Lock and C are drawn to each other. He goes home with her and takes her v card without knowing it. Surprise. Let’s all harass and embarrass her about it the next day. Fucking eye roll. I loathe and despise stories with virgin female characters exactly like C. Naive and innocent who can’t string two words together around a man. They have sex once and then all of a sudden become depraved sex goddesses overnight. No. Just No. Moving on…
C is incredibly naive and stupid. Lock is draped in a red flag. He leaves a trail of red flags in his wake. She’s known him a grand total of one week and is professing her love for him with hearts in her eyes. He’s so evasive and cagey that only someone as truly stupid as C is in this story would fall in love with him within one week. She’s got a serious case of virgin heart.

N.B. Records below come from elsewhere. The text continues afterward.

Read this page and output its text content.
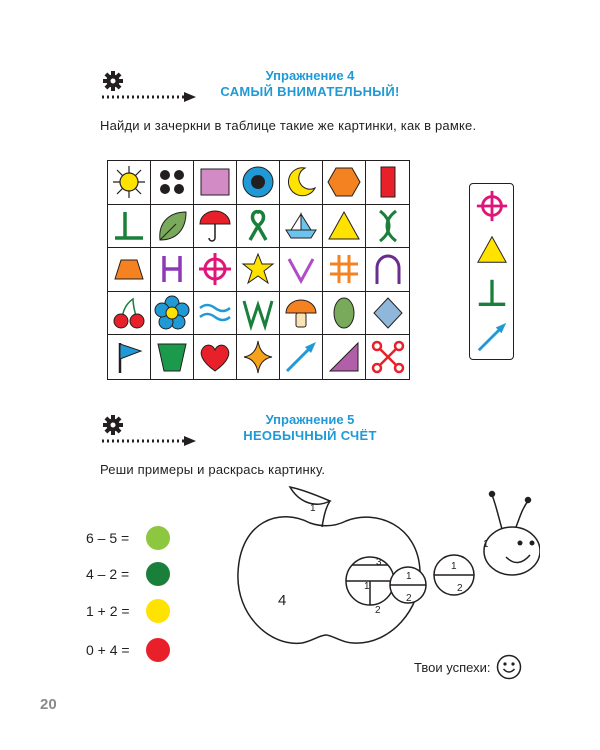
Упражнение 4
САМЫЙ ВНИМАТЕЛЬНЫЙ!
Найди и зачеркни в таблице такие же картинки, как в рамке.
Упражнение 5
НЕОБЫЧНЫЙ СЧЁТ
Реши примеры и раскрась картинку.
6 – 5 =
4 – 2 =
1 + 2 =
0 + 4 =
1
4
3
1
2
1
2
1
2
1
Твои успехи:
20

All that being said, Lock is the best part of this story and I loved him. The author has created an intriguing character but ultimately did him no justice because he’s as shallow as a puddle. We get no depth to him whatsoever. Every few pages he’s revealing something new about himself but there’s no further exploration. Lock’s relationship with Anna is a glaring red flag that needs to be explored. It’s not even the sexual nature of their interactions. They’re sex workers. They perform together. Ok, fine. As an aside, Lock’s narration of his and Anna’s sex scene in the champagne room was utterly absurd. All of a sudden he’s a poet and trying to juxtapose seedy sex with a refined backdrop. Like watching a sex scene in a movie where they try to make it high brow by playing classical music. It was so out of the blue and made no sense, but totally par for the course in this book. Anyway..Lock and Anna. He also sleeps with her on their own time on the reg. (This happens on page after he meets and sleeps with C for anyone who cares about things like that). He talks about this symbiotic relationship between them, how they use each other for mutual release and are so in tune with each other’s desires and bodies, and how they basically saved each other years ago (more Swiss cheese). But it’s obviously more than that. He has an emotional relationship with her, it’s not just sex. Whether he’s lying to himself or to her idk. Anna’s twitchy about Lock’s relationship with C. Lock’s cagey about Anna. And C just smiles and nods because she’s a fucking teenager. Right. Pay no attention to the man behind the curtain, child.
I wish this wasn’t as poorly written as it is because I truly enjoyed Lock as a character. I’d read a whole book in only
his POV. I skimmed a whole bunch of this after awhile because I only cared about reading his chapters. The rest was a waste. I do want to know how his story ends but I can’t commit to another 3 or 4 books like this one.